The first patient was enrolled in OPT-PEACE trial on July 13, 2017. Between July 2017 and July 2019, a total of 1028 patients were screened by AMCE examination, 749 of whom were formally enrolled in 29 sites. Among these, 638 patients underwent AMCE at 6 months, and 505 were randomized. At present, 12-month clinical follow-up and AMCE examination has been completed in 380 patients. Due to the COVID-19 pandemic, some follow-up visits have had to be postponed for 1 to 3 months. Those patients were prescribed open-label antiplatelet therapy after their study medication depletion. Subgroup analysis will be performed in patients in whom follow-up was complete vs incomplete or otherwise affected by the COVID-19 pandemic. The primary endpoint is expected to be reported in the fourth quarter of 2020.

Conclusions

The OPT-PEACE trial is the first randomized study to investigate gastrointestinal endoscopic outcomes in patients receiving different APT regimens after PCI. The trial will provide new insights regarding the frequency, severity and clinical implications of subclinical and clinical gastrointestinal injury after PCI. This randomized, double-blind, placebo-controlled study will also investigate the pros and cons of different antiplatelet regimens beyond 6 months (continued DAPT vs clopidogrel monotherapy vs aspirin monotherapy between 6 and 12 months) after PCI, which will be informative for clinical decision-making on personalized APT. In addition, the OPT-PEACE study will provide useful insights as to the safety of AMCE as a noninvasive method for detecting gastrointestinal mucosal injury in patients receiving APT.

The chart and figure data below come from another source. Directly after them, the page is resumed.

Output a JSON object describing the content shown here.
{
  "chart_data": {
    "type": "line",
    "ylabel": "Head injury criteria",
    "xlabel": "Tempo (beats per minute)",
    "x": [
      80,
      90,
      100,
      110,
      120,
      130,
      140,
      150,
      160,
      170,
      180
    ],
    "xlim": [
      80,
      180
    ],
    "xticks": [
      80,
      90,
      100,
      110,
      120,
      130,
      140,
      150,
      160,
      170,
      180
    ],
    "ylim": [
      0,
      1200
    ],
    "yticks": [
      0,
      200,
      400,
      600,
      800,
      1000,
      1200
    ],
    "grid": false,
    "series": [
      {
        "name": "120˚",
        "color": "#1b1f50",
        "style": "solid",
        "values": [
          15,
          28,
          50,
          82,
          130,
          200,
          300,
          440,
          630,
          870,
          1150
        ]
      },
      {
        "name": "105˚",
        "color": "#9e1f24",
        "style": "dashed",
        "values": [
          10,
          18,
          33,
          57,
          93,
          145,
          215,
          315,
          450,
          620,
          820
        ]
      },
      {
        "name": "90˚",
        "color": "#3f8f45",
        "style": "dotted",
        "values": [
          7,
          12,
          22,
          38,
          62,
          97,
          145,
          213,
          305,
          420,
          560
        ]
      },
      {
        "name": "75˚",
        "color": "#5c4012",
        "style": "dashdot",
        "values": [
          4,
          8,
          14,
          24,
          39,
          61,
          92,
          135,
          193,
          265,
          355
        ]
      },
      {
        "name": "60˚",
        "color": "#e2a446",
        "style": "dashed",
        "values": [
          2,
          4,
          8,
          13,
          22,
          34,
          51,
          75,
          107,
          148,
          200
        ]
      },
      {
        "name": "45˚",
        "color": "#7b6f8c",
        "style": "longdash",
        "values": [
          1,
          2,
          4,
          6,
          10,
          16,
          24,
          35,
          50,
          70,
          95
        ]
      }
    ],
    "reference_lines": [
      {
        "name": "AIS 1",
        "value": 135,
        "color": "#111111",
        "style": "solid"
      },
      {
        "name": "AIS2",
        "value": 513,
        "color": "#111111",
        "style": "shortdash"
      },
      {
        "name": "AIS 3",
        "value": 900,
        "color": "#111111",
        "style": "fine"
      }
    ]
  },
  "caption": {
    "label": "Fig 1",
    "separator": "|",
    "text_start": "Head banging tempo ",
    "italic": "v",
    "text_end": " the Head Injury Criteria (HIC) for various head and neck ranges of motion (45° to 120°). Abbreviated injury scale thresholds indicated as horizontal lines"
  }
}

Declaration of competing interest

Drs. Yi Li, Xiaozeng Wang, Dan Bao, Zhuan Liao, Jing Li, Xiao Han, Heyang Wang, Kai Xu, Zhaoshen Li and Yaling Han have no competing interests to declare. Dr. Gregg W. Stone has received speaker or other honoraria from Cook, Terumo, QOOL Therapeutics and Orchestra Biomed; has served as a consultant to Valfix, TherOx, Vascular Dynamics, Robocath, HeartFlow, Gore, Ablative Solutions, Miracor, Neovasc, V-Wave, Abiomed, Ancora, MAIA Pharmaceuticals, Vectorious, Reva, Matrizyme, Cardiomech; and has equity/options from Ancora, Qool Therapeutics, Cagent, Applied Therapeutics, Biostar family of funds, SpectraWave, Orchestra Biomed, Aria, Cardiac Success, MedFocus family of funds, Valfix.